Lastly, the AQHA argues that even if t here were Antitrust violations, the court’s order requiring the AQHA to modify its rules overstepped its bounds. Generally, private organizations may adopt any rules so long as the rules doe not violate the law. Where rules are found illegal, a court may prohibit enforcement of the rule, but may not rewrite other provisions of the rules that are not illegal. AQHA argues that the court’s ruling oversteps these bounds by requiring the AQHA to include specific language in its private rules.
In response, plaintiffs argue that the AQHA controls entry into the Quarter Horse world and that without registration, a Quarter Horse cannot race, cannot compete in other Quarter Horse events, and is worthless for breeding. They argue the reason that the AQHA seeks to prevent registration of cloned horses is that such horses pose a serious threat to competition.
Plaintiffs argue that AQHA members on the Stud Book Committee conspired together and with the AQHA management to prevent the registration of cloned horses.
As to the “elite Quarter Horse” market, plaintiffs argue that this market consists of “the top one-half of one percent of Quarter Horses registered each year” and that but for the AQHA rule prohibiting clone registration, their horses would be included in this definition and more valuable. AQHA then argued that the only members who spoke at the Stud Book Committee meetings against registration of cloned horses were those who breed and sell elite horses, because they feared additional competition.
Next, plaintiffs argue exclusion of cloned horses harms competition within the market by preventing plaintiffs horses from competing in AQHA sanctioned events. Registering clones, they argue, would also decrease the price of horses (due to increased competition) and allow those who had not previously been able to purchase horses to become owners.
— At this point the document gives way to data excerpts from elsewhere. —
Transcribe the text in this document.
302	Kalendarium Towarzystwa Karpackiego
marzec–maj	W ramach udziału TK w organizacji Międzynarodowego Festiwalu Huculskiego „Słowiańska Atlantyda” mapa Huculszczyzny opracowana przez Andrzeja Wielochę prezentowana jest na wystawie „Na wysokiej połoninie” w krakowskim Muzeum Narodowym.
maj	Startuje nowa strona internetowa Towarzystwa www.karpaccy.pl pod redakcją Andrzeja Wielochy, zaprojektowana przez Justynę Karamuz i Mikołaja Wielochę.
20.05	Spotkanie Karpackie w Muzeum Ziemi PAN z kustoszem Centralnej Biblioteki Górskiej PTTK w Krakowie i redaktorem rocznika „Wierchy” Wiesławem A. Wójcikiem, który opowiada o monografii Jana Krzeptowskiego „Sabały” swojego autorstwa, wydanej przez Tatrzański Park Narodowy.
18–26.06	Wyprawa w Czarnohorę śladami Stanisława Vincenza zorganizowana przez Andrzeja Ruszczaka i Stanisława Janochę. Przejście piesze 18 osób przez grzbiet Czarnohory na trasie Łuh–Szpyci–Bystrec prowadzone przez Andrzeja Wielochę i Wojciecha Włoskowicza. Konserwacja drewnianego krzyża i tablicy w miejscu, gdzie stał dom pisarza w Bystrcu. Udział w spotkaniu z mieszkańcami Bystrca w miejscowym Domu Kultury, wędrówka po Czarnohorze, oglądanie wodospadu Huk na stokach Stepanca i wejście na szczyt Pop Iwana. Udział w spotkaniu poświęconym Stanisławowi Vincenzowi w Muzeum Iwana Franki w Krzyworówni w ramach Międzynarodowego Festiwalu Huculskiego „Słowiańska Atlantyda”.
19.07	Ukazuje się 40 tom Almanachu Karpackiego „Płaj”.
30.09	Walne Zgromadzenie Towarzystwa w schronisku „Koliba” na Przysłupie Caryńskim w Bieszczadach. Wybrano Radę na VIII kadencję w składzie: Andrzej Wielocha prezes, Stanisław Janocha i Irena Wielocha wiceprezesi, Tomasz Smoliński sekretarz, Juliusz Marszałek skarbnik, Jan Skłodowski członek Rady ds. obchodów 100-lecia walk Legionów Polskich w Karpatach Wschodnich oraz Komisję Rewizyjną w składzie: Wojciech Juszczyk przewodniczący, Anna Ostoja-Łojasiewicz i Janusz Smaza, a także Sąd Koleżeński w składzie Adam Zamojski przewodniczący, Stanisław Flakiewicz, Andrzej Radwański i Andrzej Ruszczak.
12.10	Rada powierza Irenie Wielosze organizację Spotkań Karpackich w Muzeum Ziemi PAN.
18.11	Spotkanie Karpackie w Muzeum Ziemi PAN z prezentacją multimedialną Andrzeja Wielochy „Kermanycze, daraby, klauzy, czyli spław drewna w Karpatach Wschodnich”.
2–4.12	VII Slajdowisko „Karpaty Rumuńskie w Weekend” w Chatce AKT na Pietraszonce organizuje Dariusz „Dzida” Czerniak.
Additionally, plaintiffs call the AQHA business reasons for rejecting clones “red herrings.”
Finally, plaintiffs argue that the non-intervention doctrine is inapplicable where private organization rules violate the law. Further, plaintiffs argue that all the court’s order does is to prohibit enforcement of the cloning ban, rather than the broad language that AQHA seems to believe it includes.
Amicus Curiae Brief (in support of AQHA)
Several organizations joined together to file an amicus curiae (“friend of the court”) brief in support of the AQHA. These parties include the American Kennel Club, American Morgan Horse Association, American Paint Horse Association, Appaloosa Horse Club, the Arabian Horse Association, the Cat Fanciers’ Association, the Jockey Club, the Pinto Horse Association, and the US Trotting Association. The amici argue that the trial court’s decision jeopardizes their organizational status by finding that an organization can conspire with itself, mandating particular wording be included in the rules of a private organization, and inhibiting each organization to determine whether to register cloned animals.